According to the new rules, only small firms, defined as having 20 employees or less, and firms for which 10 percent of their workforce is composed of disabled people, are exempt from the extension. Businesses affected by an exceptional event, in liquidation or bankruptcy, as well as firms doing business for less than 24 months, are exempt from the new rules. According to the Labour Ministry, more than 80 percent of companies in Slovakia employ fewer than 20 people.
Previously, employers had to agree to the collectively bargained higher level agreement for it to be applied.
The Labour Ministry will decide on the extension of a higher-level collective agreement based on a request from any party which has signed the particular higher-level collective agreement. The Labour Ministry will set up a so-called tripartite commission, composed of representatives from unions, employers and the government, which will assess proposals for the extension of collective agreements as well as objections against them.

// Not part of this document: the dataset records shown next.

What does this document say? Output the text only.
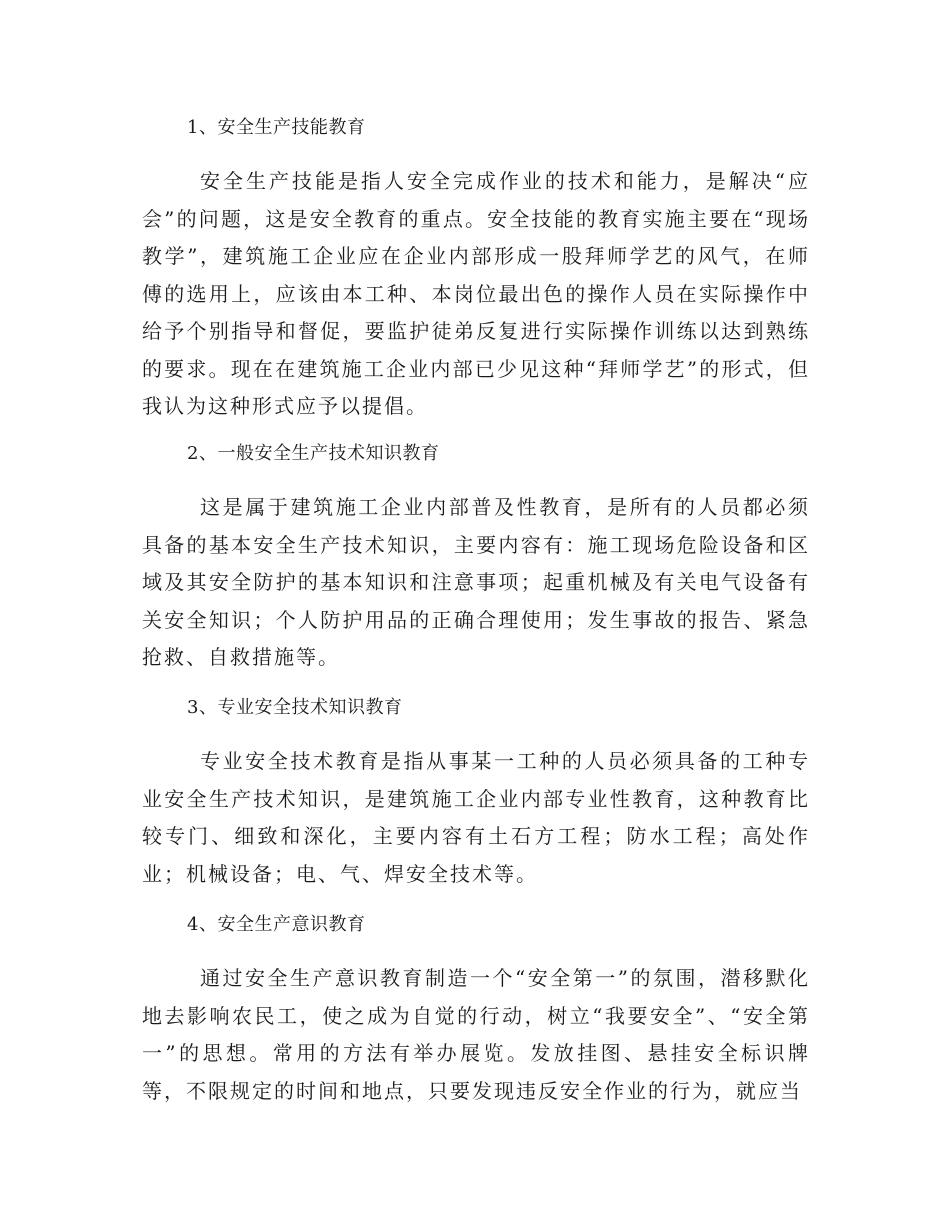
1、安全生产技能教育
安全生产技能是指人安全完成作业的技术和能力，是解决“应会”的问题，这是安全教育的重点。安全技能的教育实施主要在“现场教学”，建筑施工企业应在企业内部形成一股拜师学艺的风气，在师傅的选用上，应该由本工种、本岗位最出色的操作人员在实际操作中给予个别指导和督促，要监护徒弟反复进行实际操作训练以达到熟练的要求。现在在建筑施工企业内部已少见这种“拜师学艺”的形式，但我认为这种形式应予以提倡。
2、一般安全生产技术知识教育
这是属于建筑施工企业内部普及性教育，是所有的人员都必须具备的基本安全生产技术知识，主要内容有：施工现场危险设备和区域及其安全防护的基本知识和注意事项；起重机械及有关电气设备有关安全知识；个人防护用品的正确合理使用；发生事故的报告、紧急抢救、自救措施等。
3、专业安全技术知识教育
专业安全技术教育是指从事某一工种的人员必须具备的工种专业安全生产技术知识，是建筑施工企业内部专业性教育，这种教育比较专门、细致和深化，主要内容有土石方工程；防水工程；高处作业；机械设备；电、气、焊安全技术等。
4、安全生产意识教育
通过安全生产意识教育制造一个“安全第一”的氛围，潜移默化地去影响农民工，使之成为自觉的行动，树立“我要安全”、“安全第一”的思想。常用的方法有举办展览。发放挂图、悬挂安全标识牌等，不限规定的时间和地点，只要发现违反安全作业的行为，就应当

Its stance will not be binding and in the end the Labour Ministry itself will decide about the extension of a higher-level collective agreement.
Currently there are 22 higher-level collective agreements in force. The number will, however, change as some of the agreements will expire on March 31, Veronika Husárová from the press department of the Labour Ministry told The Slovak Spectator.
More negotiation on tap
In addition to bus transport, trade unions are discussing new higher-level collective agreements in the electrotechnical, metallurgical and mining and engineering sectors.
OZ KOVO and the Independent Christian Trade Unions in Slovakia are both active in metallurgy, with separate unions representing employees of mines, geology and the oil industry. While the former will affect 12 metallurgy organisations with more than 12,800 employees, the latter will affect eight member organisations with nearly 5,900 employees, Ervín Kubran, general secretary of the Association of Metallurgy, Mining Industry and Geology in Slovakia, told The Slovak Spectator.
Both agreements are expected to be signed in March or April, Kubran said.
The higher-level collective agreement with engineering industry is valid till the end of the year, but the representatives of employers and trade unions are nonetheless already holding talks, Juraj Borgula, vice-president and chief negotiator of the Association of Engineering Industry in Slovakia said. The trade unionists propose increasing the salaries by 6 percent, he said.
Despite the strong relations between the ruling Smer party and the trade unions, the parliament struggled to have the amendment adopted. Though it sailed through parliament in October 2013, Gašparovič vetoed it on November 18. He said that the measure runs counter to the principle of collective bargaining at the level of individual companies and disregards EU recommendations that the size of a small company should be set at those with up to 50 employees. He also suggested that the extension of high-level collective agreements should not apply to employers who have already concluded a company-level collective agreement.
By vetoing the law, the president met the objections put forth by the American Chamber of Commerce in Slovakia (AmCham), the National Union of Employers (RÚZ), the Slovak Chamber of Commerce and Industry, the Federation of Employers’ Associations (AZZZ) and the German-Slovak Chamber of Commerce (SNOPK), among others. They argue the law contradicts the constitution, weakens competitiveness and will lead to layoffs.
The Smer-dominated parliament however overrode the veto on November 27, without accepting any of the president’s changes. In response to this, the parties sheltered by the People’s Platform, the Slovak Democratic and Christian Union (SDKÚ), the Christian Democratic Movement (KDH) and Most-Híd, submitted the law to the Constitutional Court on December 5.